The MPC’s forward guidance takes a distinctly admonitory tone – much changed since March. It reads as follows:
Although inflation has eased and inflation expectations have fallen in the recent term, inflationary pressures remain. The conditions that would enable an easing of the real interest rate have therefore not yet emerged. Further interest rate cuts will depend on whether inflation moves closer to the Bank’s 2½% target. (our emphasis)
As before, near-term monetary policy formulation will be determined by developments in economic activity, inflation, and inflation expectations.
For the sake of comparison, the March statement read as follows:
Although inflation has eased and inflation expectations have fallen in the recent term, inflationary pressures remain, which calls for a continued tight monetary stance and caution regarding decisions going forward. This is compounded by significant global economic uncertainty.
As before, near-term monetary policy formulation will be determined by developments in economic activity, inflation, and inflation expectations.
As this shows, the MPC is determined that all else being equal, it will only lower interest rates in coming quarters to the extent that inflation declines. It is uncommon that forward guidance expressed this strongly is accompanied by a rate cut.
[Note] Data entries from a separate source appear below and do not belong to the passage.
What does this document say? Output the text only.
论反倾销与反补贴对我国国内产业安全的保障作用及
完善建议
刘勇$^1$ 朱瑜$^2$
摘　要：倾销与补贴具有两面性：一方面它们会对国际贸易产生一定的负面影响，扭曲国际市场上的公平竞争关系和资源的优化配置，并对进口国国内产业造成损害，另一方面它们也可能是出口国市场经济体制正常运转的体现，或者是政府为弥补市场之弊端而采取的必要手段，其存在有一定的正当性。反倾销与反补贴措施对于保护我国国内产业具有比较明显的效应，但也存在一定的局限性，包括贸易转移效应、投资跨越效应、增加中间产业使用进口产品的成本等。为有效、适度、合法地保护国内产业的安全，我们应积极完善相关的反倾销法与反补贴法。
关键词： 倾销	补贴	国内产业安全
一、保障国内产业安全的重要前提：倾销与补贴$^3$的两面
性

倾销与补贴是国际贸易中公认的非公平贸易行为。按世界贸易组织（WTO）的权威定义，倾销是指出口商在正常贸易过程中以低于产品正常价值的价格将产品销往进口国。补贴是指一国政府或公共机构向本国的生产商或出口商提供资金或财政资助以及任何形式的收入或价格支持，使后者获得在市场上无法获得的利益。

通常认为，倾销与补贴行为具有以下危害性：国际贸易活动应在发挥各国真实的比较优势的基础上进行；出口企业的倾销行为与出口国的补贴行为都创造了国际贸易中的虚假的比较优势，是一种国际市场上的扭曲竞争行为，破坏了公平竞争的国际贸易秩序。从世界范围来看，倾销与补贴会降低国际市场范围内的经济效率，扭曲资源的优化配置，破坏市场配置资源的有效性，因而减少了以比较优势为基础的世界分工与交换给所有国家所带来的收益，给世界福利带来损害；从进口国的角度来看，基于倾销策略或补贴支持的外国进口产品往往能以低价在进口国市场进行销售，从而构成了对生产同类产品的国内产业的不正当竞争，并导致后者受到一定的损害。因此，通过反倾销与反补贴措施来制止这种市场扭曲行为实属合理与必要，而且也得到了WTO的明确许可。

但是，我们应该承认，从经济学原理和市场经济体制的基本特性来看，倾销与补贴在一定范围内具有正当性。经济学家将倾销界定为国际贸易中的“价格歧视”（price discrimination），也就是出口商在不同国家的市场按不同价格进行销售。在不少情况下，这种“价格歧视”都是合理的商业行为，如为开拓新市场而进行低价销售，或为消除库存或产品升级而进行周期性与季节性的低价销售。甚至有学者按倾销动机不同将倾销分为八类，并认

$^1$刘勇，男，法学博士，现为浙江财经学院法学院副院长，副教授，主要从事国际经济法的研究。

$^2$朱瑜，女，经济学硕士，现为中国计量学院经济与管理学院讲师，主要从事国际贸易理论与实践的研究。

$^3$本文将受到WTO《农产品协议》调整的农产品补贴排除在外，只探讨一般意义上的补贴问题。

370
Weaker growth, higher inflation
The CBI’s new macroeconomic forecast, published concurrent with the interest rate decision, is somewhat more pessimistic about GDP growth and inflation than the previous forecast, released in early February. The CBI projects GDP growth at 1.0% in 2025, 2.5% in 2026, and 2.7% in 2027. It should be borne in mind, though, that year-2024 GDP growth turned out nearly a percentage point stronger in real terms than the CBI had projected in February, and that economic activity in 2025 is therefore about the same in the new forecast as in the previous one.